I had written earlier that “people went apeshit for Little Miss Sunshine at Sundance last January, and again last Sunday night.”
And this guy replied, “‘Apeshit’ is a wildly exaggerated term. I’ve seen ‘apeshit’ only a few times recently — maybe Me and You and Everyone We Know at Park City’s Raquet Club, and portions of the Palais audience for Babel or Volver. I shouldn’t have to tell you that the Sunshine audiences in Park City or at the Wadsworth last Sunday in no way provide sober gauges for how it’ll be received by real audiences.
“Do you really think that an auditorium full of people from Fox Searchlight, big Fox, and the Los Angeles Film Festival is going to be less than abuzz over that movie?” this guy continued. “I had the distinct impression that there were ‘laughers’ (those nefarious paid folks strategically placed near press during early screenings) seated behind us, and I recognized one outside after the screening.

“Fox Searchlight has has paid good money for bad before — this would hardly be the first time that’s happened, particularly a deal done at Sundance. It may, on the other hand, also do well on its investment. I don’t know, and neither do you and neither do they.”
And then I replied, “You’re speaking as if movies are dice and they may tumble around and come up seven, or they may come up snake-eyes.
“If people don’t like something when it plays in Wichita, then what can you or me or Fox Searchlight do about it? Nothing. But this film is not a pair of dice on a Vegas craps table. It’s a movie with a pulse — a kind of organism with a certain astuteness, a certain alchemy, and a very particular comic tone. (Why am I pointing this out to you? Why don’t you see this?)
“This movie is funny and yet full of raw family material. I’ve got kids, and some- times they do scream and rant and say how much they despise their parents. Seven year-old girls at the dinner table would want to know why their uncle tried to commit suicide, and a lot of them would find it fairly silly that he did so because a love affair with a student fell apart. And every other family has crusty old curmud- geons who tell their sons to fuck themselves and that they can say anything they want.
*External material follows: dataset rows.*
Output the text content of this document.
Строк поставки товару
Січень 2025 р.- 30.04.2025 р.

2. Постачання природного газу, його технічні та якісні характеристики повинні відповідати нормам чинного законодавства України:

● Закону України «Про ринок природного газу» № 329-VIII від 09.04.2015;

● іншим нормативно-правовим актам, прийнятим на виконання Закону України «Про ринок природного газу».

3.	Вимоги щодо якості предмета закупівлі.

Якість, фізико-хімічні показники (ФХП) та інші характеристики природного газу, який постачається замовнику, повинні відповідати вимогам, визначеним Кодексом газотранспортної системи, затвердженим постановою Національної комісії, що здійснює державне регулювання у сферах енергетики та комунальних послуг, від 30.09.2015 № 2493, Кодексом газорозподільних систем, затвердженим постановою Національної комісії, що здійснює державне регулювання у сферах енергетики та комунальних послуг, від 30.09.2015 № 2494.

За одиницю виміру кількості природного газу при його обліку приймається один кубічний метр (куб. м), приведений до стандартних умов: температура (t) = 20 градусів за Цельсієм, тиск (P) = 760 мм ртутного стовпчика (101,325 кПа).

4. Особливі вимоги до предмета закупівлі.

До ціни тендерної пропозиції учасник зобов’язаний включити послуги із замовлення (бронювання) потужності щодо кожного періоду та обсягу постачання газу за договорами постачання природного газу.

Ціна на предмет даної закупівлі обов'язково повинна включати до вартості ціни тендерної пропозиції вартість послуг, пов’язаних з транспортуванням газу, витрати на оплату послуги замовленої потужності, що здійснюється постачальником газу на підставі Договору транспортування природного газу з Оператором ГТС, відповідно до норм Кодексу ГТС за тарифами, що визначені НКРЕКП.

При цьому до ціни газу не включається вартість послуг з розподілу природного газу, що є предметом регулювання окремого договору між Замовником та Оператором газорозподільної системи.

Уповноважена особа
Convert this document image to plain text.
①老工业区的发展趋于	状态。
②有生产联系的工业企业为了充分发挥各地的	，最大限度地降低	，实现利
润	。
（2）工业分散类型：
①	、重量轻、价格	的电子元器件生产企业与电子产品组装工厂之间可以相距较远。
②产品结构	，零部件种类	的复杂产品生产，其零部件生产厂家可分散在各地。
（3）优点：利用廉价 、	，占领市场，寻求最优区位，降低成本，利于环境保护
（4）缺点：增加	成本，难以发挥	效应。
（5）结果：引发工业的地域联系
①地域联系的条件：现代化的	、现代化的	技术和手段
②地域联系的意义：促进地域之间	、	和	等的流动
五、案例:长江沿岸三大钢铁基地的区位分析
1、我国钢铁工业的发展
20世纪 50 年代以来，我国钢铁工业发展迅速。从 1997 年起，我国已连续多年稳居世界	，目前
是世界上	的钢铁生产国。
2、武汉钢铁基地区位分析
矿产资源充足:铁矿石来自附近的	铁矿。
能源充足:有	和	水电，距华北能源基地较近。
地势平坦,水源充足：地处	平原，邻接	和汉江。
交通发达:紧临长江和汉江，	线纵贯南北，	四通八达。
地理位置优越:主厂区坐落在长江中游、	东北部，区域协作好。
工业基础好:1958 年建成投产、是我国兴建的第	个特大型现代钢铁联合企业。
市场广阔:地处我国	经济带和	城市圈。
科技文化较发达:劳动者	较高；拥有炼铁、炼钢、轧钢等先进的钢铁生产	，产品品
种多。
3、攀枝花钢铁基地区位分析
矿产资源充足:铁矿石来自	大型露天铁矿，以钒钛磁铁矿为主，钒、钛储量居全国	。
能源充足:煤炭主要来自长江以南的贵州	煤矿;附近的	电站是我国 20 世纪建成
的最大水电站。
“And there are hospital bureaucrats who are unfeeling monsters. And there are wicked Orange County witches who live in that horrid Jon Benet Ramsay world. And there are positive-attitude assholes who constantly spout about always winning but who tend to exemplify the other side of the coin. Family members do fight all the time, and wives do attack their husbands as soon as they lose a source of income.
“A lot of it is horrible…despair, gloom, helplessness…and yet it all can turn on a dime and be funny the next minute. It’s a matter of the filmmakers recognizing life as it often feels and behaves and then putting it all together in a darkly ironic, half-comedic, very lifelike form.”
Then the guy said his wife didn’t much care for Sunshine, and that worried me.
“If you don’t like something or don’t think it will go with the general public…well, I can deal with that. But your wife scares me. Your wife and Applegate…a couple of wild cards.”